O escritor peruano Mario Vargas Llosa, prémio Nobel da Literatura de 2010, soube da notícia na cidade andina de Ayacucho, onde estava com a família, refere o Canal N de televisão, citado pela agência Efe. "Morreu um grande escritor cujas obras deram grande difusão e prestígio à literatura da nossa língua", declarou Vargas Llosa, com sinais de evidente incómodo com a notícia. O autor peruano acrescentou que as obras de García Márquez "sobreviver-lhe-ão e continuarão a ganhar leitores em todos os lugares". "Envio as minhas condolências à família", disse ainda Vargas Llosa, que foi grande amigo de García Márquez até a meio das carreiras dos dois escritores. No entanto, um diferendo, nunca explicado pelos escritores, provocou um afastamento entre eles.

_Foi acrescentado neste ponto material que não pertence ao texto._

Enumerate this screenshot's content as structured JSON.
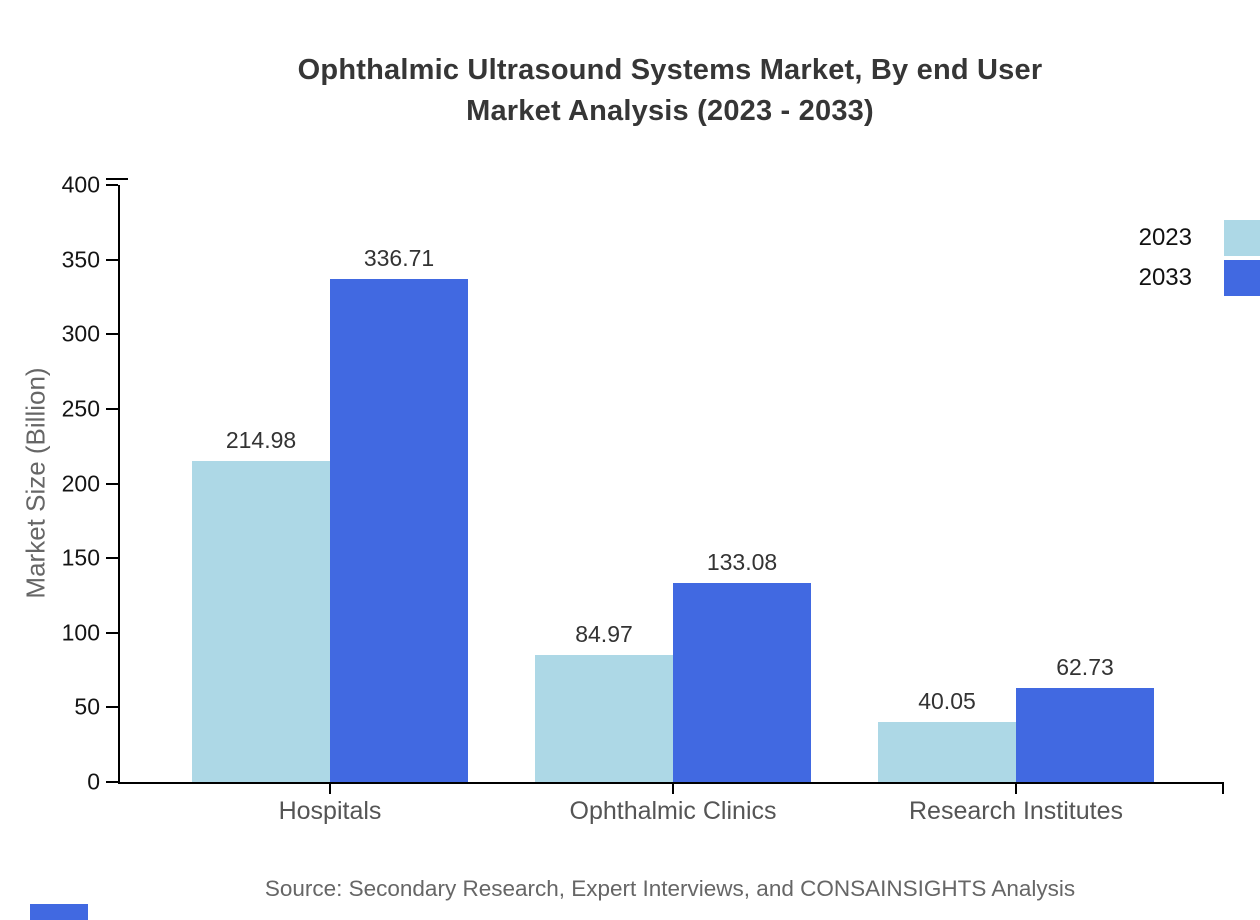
{
  "title": {
    "line1": "Ophthalmic Ultrasound Systems Market, By end User",
    "line2": "Market Analysis (2023 - 2033)"
  },
  "chart_data": {
    "type": "bar",
    "categories": [
      "Hospitals",
      "Ophthalmic Clinics",
      "Research Institutes"
    ],
    "series": [
      {
        "name": "2023",
        "color": "#ADD8E6",
        "values": [
          214.98,
          84.97,
          40.05
        ]
      },
      {
        "name": "2033",
        "color": "#4169E1",
        "values": [
          336.71,
          133.08,
          62.73
        ]
      }
    ],
    "title": "Ophthalmic Ultrasound Systems Market, By end User Market Analysis (2023 - 2033)",
    "xlabel": "",
    "ylabel": "Market Size (Billion)",
    "ylim": [
      0,
      400
    ],
    "ytick_step": 50,
    "grid": false,
    "legend_position": "top-right",
    "value_labels_shown": true
  },
  "footer": {
    "source": "Source: Secondary Research, Expert Interviews, and CONSAINSIGHTS Analysis"
  },
  "colors": {
    "series_2023": "#ADD8E6",
    "series_2033": "#4169E1",
    "axis": "#000000",
    "watermark_block": "#4169E1"
  }
}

Na passada segunda-feira, a mulher e os filhos do escritor colombiano emitiram um comunicado, no qual afirmavam que o estado de saúde do Nobel era “muito frágil”, havendo “risco de complicações”. Gabriel García Márquez regressara a casa no início do mês, depois de uma hospitalização que durou uma semana, por uma infecção pulmonar. Segundo a AFP, citando o diário El Universal, o cancro linfático de que o escritor tinha sido vítima há 15 anos reapareceu e já tinha metástases nos pulmões, gânglios e fígado.